Dix principaux contenus du spam au cours du premier semestre 2009 :
1 Spam médical
2 Liens de phishing
3 Emprunts
4 Malwares en pièces jointes
5 Spam produit / Contrefaçon
6 Logiciels/OEM
7 Pornographie
8 Sites de rencontres
9 Emploi
10 Diplômes universitaires et Casinos en ligne
Source : BitDefender.

 

De janvier à juin 2009, les messages de phishing ont passé le seuil inquiétant de 7% des messages de spam envoyés dans le monde entier. Comme prévu, les pays les plus réceptifs en termes de phishing sont les États-Unis, le Canada et le Royaume-Uni, trois pays anglophones. Mais la Russie est également une source importante de phishing, principalement en raison de sa législation laxiste à l'égard du cyber-crime, et du taux de chômage du pays.

Une évolution du phishing

Le phishing évolue et se transforme constamment, ce qui inclut une augmentation des techniques de phishing Web 2.0. Les comptes utilisateurs de réseaux sociaux sont des éléments clés permettant de réaliser des attaques ciblant d'autres utilisateurs de ces réseaux. Cependant, les fournisseurs de services ayant renforcé leur niveau de sécurité afin de protéger les informations personnelles de leurs utilisateurs, les attaquants ont conçu de fausses pages d’accueil afin de tenter d'obtenir les véritables informations de connexion des utilisateurs.

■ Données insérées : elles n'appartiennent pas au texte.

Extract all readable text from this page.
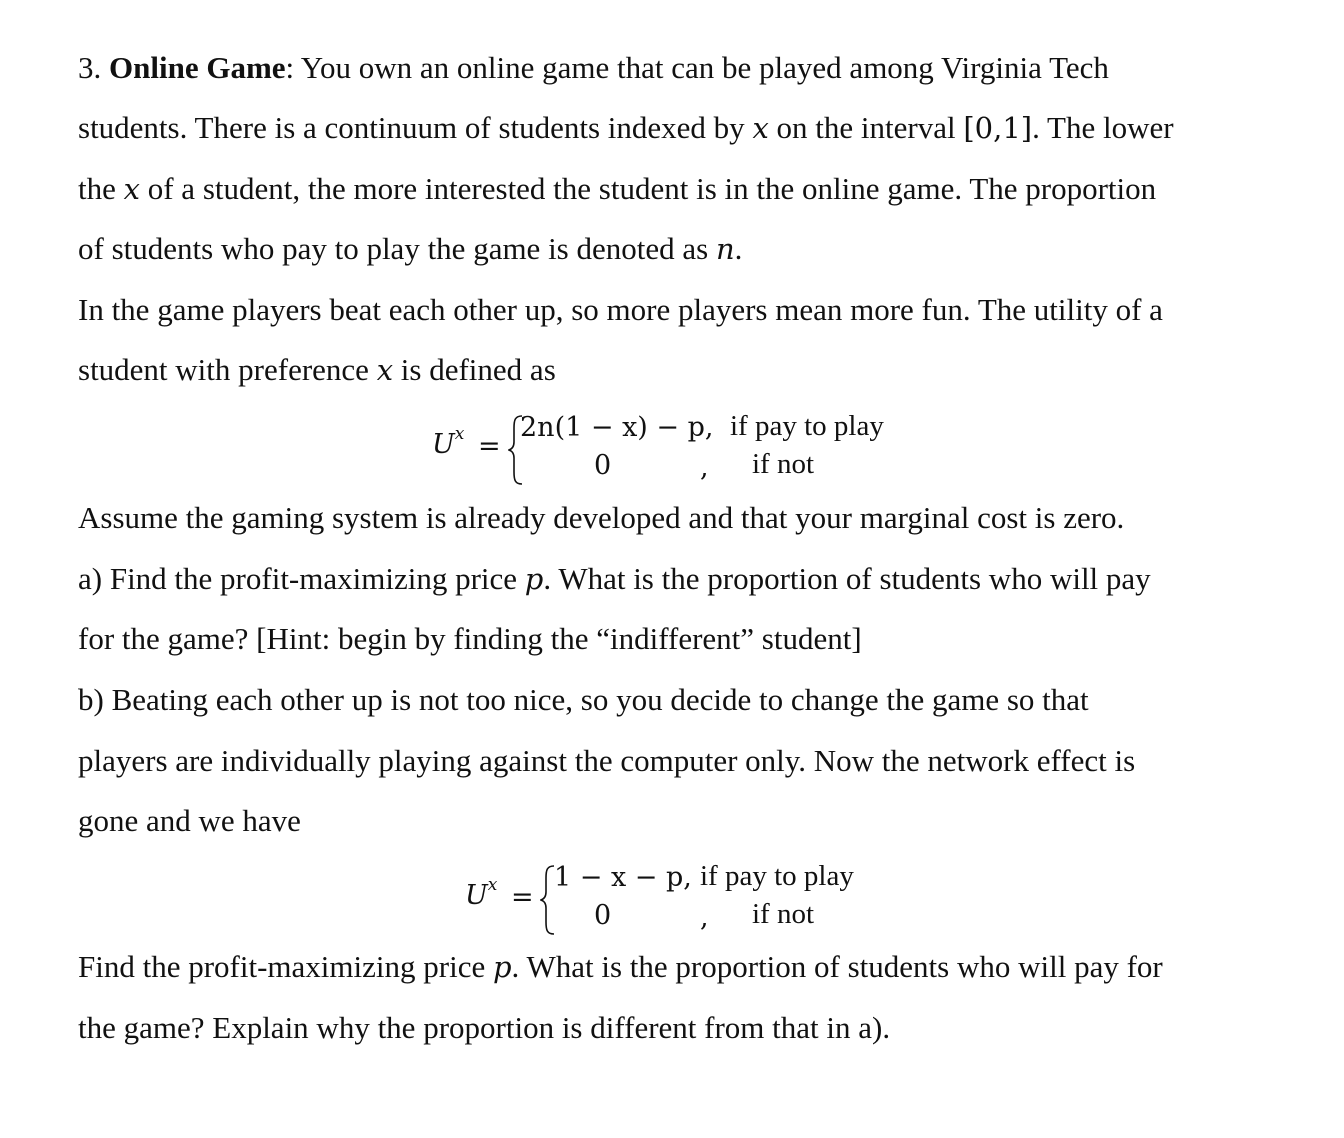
3. Online Game: You own an online game that can be played among Virginia Tech
students. There is a continuum of students indexed by x on the interval [0,1]. The lower
the x of a student, the more interested the student is in the online game. The proportion
of students who pay to play the game is denoted as n.
In the game players beat each other up, so more players mean more fun. The utility of a
student with preference x is defined as
$U^x$ =
2n(1 − x) − p, if pay to play
0	, if not
Assume the gaming system is already developed and that your marginal cost is zero.
a) Find the profit-maximizing price p. What is the proportion of students who will pay
for the game? [Hint: begin by finding the “indifferent” student]
b) Beating each other up is not too nice, so you decide to change the game so that
players are individually playing against the computer only. Now the network effect is
gone and we have
$U^x$ =
1 − x − p, if pay to play
0	, if not
Find the profit-maximizing price p. What is the proportion of students who will pay for
the game? Explain why the proportion is different from that in a).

La plupart des tentatives de phishing du web 2.0 au cours du premier semestre 2009 reposaient sur des techniques d'ingénierie sociale et exploitaient la naïveté des utilisateurs. L'arnaque du « Twitter Porn Name » en est un bon exemple. Les utilisateurs étaient invités à révéler le nom de leur premier animal de compagnie, ainsi que celui de la première rue dans laquelle ils ont habité. Ces noms sont généralement utilisés comme questions de sécurité. Un pirate en possession d'un nom d'utilisateur et de ces éléments peut facilement retrouver un mot de passe qu'il peut par la suite utiliser pour accéder à un compte et envoyer du spam, accéder à des transactions ou utiliser les données du compte quelle qu’en soit la manière pour réaliser du profit (ce qui peut même aller jusqu’à la demande d’une rançon pour restituer le compte piraté à son propriétaire). Cependant, les cibles les plus visées par les «phishers» sont relativement constantes. Il s’agit en général d’usurper l’identité d’organismes du secteur financier, en particulier les banques et les institutions permettant de réaliser des transferts d'argent. Ainsi, les trois entreprises dont les identités ont le plus souvent été usurpées au cours du premier semestre 2009 ont été Bank of America, Paypal et Abbey.

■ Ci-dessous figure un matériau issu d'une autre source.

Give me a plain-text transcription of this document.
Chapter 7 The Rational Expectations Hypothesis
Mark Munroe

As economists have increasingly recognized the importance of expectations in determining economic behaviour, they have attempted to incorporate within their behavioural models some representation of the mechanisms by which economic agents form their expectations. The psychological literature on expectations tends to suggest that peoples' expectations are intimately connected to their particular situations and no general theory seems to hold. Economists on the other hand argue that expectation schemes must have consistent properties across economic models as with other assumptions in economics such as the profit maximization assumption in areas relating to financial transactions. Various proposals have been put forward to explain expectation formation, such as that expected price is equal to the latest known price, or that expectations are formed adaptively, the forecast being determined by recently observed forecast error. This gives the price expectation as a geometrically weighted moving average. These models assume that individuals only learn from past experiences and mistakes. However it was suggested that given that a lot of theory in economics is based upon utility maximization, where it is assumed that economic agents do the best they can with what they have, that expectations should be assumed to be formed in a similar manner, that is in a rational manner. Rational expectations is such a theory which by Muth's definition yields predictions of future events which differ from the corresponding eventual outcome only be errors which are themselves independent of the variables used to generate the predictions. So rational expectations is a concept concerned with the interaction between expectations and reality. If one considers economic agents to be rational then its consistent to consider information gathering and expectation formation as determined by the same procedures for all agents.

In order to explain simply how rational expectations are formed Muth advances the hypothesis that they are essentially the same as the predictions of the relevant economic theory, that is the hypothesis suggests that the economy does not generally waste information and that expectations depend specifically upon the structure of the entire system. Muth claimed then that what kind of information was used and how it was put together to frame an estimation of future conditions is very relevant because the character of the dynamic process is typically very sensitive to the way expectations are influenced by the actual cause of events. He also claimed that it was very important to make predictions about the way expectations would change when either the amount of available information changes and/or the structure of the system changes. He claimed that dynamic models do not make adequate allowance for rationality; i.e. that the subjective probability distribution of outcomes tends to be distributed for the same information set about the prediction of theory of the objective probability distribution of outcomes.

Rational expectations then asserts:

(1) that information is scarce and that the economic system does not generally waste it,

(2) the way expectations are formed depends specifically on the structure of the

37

BitDefender estime que plus de 55 000 utilisateurs sont victimes d'arnaques de phishing tous les mois, pour un total de 330 000 victimes entre janvier et juin 2009. Afin de parvenir à tromper leurs victimes, les phishers doivent imiter (ou « spoofer ») une véritable page Web aussi précisément que possible. Cependant, si copier une page Web consiste en un simple copier/coller, le message de spam contient généralement des fautes d'orthographe et/ou une mise en page peu soignée. Ce n'est pas le cas de la plupart des attaques ciblant la Bank of America. Non seulement le texte est disposé de façon irréprochable mais la page de phishing a été réalisée avec le plus grand soin, ce qui laisse penser que les personnes à l'origine de ces attaques de phishing sont un gang de cybercriminels très bien organisés.